Private nonresidential construction spending hit an all-time high in May, according to the July 1 construction spending report by the U.S. Department of Commerce. On a monthly, seasonally- adjusted basis, private nonresidential construction spending topped off at a record $405.3 billion, a 0.2 percent increase from the previous month. However, total construction spending declined by 0.4 percent in May compared to April driven by falling residential construction spending. In contrast, overall nonresidential construction spending has continued to rise slightly with an increase of 0.3 percent in May from the previous month, and an increase of 11.6 percent since May 2007. Total nonresidential construction, both public and private, has continued setting record highs reaching $699 billion in May, up $2 billion from the previous month.

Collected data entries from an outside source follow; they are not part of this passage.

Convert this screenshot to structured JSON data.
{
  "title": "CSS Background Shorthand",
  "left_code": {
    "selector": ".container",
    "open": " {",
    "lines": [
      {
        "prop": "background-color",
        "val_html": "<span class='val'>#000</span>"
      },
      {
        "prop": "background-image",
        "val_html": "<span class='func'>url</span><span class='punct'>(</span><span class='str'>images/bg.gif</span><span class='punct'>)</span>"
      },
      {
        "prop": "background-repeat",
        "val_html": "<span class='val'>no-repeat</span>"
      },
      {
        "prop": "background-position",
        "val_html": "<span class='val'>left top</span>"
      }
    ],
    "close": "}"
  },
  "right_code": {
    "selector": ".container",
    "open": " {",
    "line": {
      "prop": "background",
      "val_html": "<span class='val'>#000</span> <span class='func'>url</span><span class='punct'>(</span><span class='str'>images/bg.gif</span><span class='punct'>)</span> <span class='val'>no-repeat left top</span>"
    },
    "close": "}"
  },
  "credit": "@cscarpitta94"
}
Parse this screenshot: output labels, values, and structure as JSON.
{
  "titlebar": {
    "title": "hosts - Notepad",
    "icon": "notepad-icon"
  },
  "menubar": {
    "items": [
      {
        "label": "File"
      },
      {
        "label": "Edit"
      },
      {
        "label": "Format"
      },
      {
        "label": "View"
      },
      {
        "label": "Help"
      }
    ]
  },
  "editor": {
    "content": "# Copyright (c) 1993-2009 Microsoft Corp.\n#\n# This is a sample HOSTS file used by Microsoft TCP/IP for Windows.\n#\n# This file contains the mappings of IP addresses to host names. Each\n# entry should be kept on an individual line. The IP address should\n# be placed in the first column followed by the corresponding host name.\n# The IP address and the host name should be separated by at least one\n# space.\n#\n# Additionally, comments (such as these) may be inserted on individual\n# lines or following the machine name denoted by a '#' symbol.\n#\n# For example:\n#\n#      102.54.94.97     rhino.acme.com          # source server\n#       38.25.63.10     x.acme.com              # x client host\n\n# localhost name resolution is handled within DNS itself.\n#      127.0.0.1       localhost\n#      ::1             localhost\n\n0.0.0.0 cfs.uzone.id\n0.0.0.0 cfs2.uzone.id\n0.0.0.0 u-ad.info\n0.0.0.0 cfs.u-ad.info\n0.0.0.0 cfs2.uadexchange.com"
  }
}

Of the 16 reported nonresidential sectors, 12 produced year-over-year gains, with the largest growth in lodging (35.7 percent), followed by manufacturing (34.2 percent), power (27.1 percent) and public safety (23.9 percent). Four nonresidential segments experienced reduced construction spending activity over the past 12 months. These were religious construction (down 9.5 percent), water supply construction (down 4.0 percent), conservation development (down 3.8 percent) and communication (down 0.8 percent). On a monthly basis, 8 of 16 nonresidential subsectors reported increased spending.
Total construction spending, both nonresidential and residential, was $1.085 trillion in May on a seasonally-adjusted, annualized basis. This represents a 5.1 percent decrease since the beginning of 2008 and a 6 percent drop since May 2007.

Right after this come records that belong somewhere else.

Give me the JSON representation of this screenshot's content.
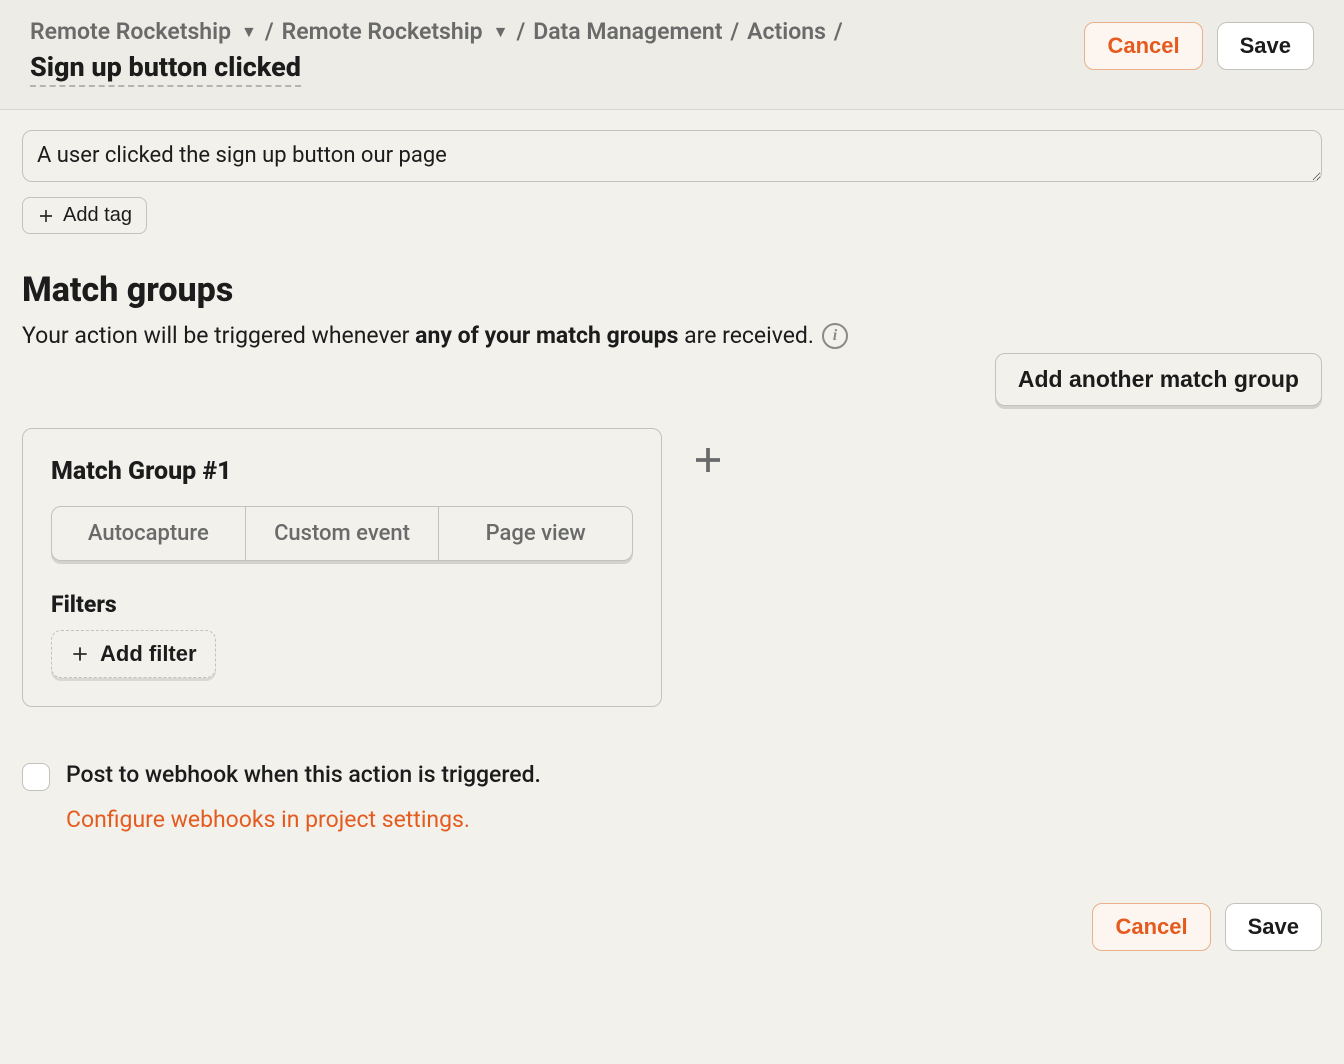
{
  "breadcrumb": {
    "items": [
      {
        "label": "Remote Rocketship",
        "dropdown": true
      },
      {
        "label": "Remote Rocketship",
        "dropdown": true
      },
      {
        "label": "Data Management",
        "dropdown": false
      },
      {
        "label": "Actions",
        "dropdown": false
      }
    ]
  },
  "page_title": "Sign up button clicked",
  "header": {
    "cancel": "Cancel",
    "save": "Save"
  },
  "description": {
    "value": "A user clicked the sign up button our page"
  },
  "add_tag_label": "Add tag",
  "match_groups": {
    "title": "Match groups",
    "subtitle_pre": "Your action will be triggered whenever ",
    "subtitle_bold": "any of your match groups",
    "subtitle_post": " are received.",
    "add_button": "Add another match group",
    "card": {
      "title": "Match Group #1",
      "tabs": [
        "Autocapture",
        "Custom event",
        "Page view"
      ],
      "filters_title": "Filters",
      "add_filter_label": "Add filter"
    }
  },
  "webhook": {
    "label": "Post to webhook when this action is triggered.",
    "link": "Configure webhooks in project settings."
  },
  "footer": {
    "cancel": "Cancel",
    "save": "Save"
  }
}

According to Associated Builders and Contractors, the nonresidential construction spending data remains inconsistent with the country’s broader economic weakness. The slumping U.S. economy has yet to become apparent in nonresidential construction spending. In fact, several of the forces that have produced a weaker U.S. economy are actually stimulating nonresidential construction, including the power and manufacturing sectors. Driven by high and continually rising energy prices, together with a lack of investment in prior decades, there are now a growing number of opportunities for industrial contractors.

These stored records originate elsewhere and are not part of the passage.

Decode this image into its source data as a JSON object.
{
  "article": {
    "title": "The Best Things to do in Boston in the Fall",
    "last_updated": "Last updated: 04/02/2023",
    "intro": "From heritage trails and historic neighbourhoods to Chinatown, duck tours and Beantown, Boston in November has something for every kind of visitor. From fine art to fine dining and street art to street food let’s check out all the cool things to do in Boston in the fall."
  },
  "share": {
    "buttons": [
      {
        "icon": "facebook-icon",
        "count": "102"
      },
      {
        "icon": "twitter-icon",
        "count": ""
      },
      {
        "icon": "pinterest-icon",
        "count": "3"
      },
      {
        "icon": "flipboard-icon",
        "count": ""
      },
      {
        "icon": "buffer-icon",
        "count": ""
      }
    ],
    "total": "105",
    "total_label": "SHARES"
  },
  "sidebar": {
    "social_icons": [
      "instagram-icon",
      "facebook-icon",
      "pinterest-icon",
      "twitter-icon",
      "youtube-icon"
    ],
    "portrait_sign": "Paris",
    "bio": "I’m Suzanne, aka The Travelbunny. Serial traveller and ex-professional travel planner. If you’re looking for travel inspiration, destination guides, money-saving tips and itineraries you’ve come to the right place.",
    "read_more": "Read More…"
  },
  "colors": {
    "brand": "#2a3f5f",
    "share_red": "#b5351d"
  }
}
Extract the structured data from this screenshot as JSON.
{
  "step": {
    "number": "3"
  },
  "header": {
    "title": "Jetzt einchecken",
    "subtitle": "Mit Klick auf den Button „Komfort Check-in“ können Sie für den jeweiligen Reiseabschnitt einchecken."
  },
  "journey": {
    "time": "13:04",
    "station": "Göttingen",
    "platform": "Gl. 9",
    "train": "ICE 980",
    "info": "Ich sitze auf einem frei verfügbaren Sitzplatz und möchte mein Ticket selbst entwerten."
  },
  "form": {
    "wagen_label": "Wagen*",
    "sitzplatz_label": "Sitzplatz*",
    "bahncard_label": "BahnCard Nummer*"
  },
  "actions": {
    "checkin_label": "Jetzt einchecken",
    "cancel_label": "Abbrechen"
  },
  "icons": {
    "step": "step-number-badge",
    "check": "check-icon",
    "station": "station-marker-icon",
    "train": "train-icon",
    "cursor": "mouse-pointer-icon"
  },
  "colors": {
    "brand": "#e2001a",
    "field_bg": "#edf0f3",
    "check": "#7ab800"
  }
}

Similarly, a weaker U.S. dollar, which has hampered consumer spending and has exasperated inflationary expectations, has produced a new demand for the construction of manufacturing facilities among goods producers in America’s domestic market. In addition, several massive power generating facility projects are now underway in various parts of the U.S., and as a result, the nonresidential construction spending level may remain steady. However, certain cyclical nonresidential segments remain vulnerable in the near term, including lodging, office and retail construction.